How to Spend Less On Police
Milwaukee has a huge opportunity to consolidate law enforcement costs.
With new faces in old places of the halls of local government, and large- scale community protests powered by legitimate concerns over police/citizen relations, there needs to be a more practical set of solutions than simply abolishing or defunding the police department.
Now is the time for consolidation and partnering across jurisdictions. This is something County Executive David Crowley campaigned heavily on and should be on the minds of everyone serving on the County Board, Common Council and working in law enforcement. Here are some proposed changes:
1. Shift the freeway patrol to Wisconsin State Patrol. It only makes sense to fit into the model that every other county has and have the state patrol rather than county sheriffs handle this.
2. Consolidate traffic enforcement. Move non-Court operations Sheriff’s employees into a County-wide Traffic Enforcement partnership with the Milwaukee Police Department and any willing suburban police departments. These do not need to the highest paid, most seniority officers. Stop cars, write tickets, repeat.
4. Target top salaries for cuts. Browse through the Milwaukee Journal Sentinel online database of city employee salaries. One after another, it is the top management of MPD that is sucking major dollars from taxpayers. Chiefs, deputies, captains, lieutenants, analysts…detectives making over $100,000 a year?
What do these people do all day in a crime-filled city that justifies making more than double the average taxpayer? These are some of the highest paid public employees in Wisconsin. Something’s gotta change.

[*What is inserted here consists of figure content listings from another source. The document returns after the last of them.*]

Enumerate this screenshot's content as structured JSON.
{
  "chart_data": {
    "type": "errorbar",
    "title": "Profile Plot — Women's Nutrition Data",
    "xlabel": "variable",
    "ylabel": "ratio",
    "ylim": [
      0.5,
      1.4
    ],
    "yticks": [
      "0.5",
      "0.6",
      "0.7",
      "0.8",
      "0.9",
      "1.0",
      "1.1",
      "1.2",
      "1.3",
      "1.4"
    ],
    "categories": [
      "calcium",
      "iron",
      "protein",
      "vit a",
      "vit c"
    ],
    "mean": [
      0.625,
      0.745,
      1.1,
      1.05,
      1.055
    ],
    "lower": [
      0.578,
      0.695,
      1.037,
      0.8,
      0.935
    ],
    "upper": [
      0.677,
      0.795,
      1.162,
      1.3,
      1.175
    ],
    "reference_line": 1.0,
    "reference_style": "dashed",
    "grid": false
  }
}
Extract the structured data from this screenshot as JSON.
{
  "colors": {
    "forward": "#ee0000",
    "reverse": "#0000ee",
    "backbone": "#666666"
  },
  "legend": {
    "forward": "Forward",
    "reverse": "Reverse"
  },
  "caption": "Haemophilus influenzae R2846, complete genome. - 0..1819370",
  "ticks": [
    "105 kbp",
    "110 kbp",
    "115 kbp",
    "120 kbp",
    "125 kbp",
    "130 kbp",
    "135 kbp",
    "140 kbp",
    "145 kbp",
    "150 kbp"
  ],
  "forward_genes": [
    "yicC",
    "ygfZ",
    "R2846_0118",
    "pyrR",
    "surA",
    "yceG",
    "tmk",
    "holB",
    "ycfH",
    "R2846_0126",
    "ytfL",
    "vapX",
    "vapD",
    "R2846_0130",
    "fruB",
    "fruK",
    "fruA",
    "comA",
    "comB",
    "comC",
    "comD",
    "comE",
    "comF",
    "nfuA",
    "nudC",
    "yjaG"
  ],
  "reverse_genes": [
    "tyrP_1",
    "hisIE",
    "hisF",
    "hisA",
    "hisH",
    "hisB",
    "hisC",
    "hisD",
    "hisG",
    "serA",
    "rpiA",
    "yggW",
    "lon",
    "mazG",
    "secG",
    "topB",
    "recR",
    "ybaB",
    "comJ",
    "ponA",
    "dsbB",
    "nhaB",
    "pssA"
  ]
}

5. Put a Community Prosecutor Unit in each aldermanic district, along with officers to do the community policing. It’s a proven, successful, cost-effective model to engage neighborhood residents in public safety, reduce crime, and minimize those going into court/jail pipeline.
We have an unprecedented opportunity in Milwaukee: Lots of young, new leadership in county and city government, a new Sheriff who campaigned on reform, a former state legislator and now County Executive who campaigned on reform and collaboration, and a number of people on the Common Council who used to serve in County government. (Likewise, people serving on County Board, who used to serve in the Legislature). In other words, our elected officials understand the overlap and nuances of different layers of government. Speaking the language should help to move new ideas forward and get them in place.
Just tweaking budgets for spending increases here or fiscal cuts there, is not creative or useful and certainly not leadership. Coming up with new partnerships, new policy, and innovative ways to more effectively spend taxpayer dollars for better results is the move the public wants to see regardless of location, income, race or political affiliation.
Josh Zepnick is a former state legislator.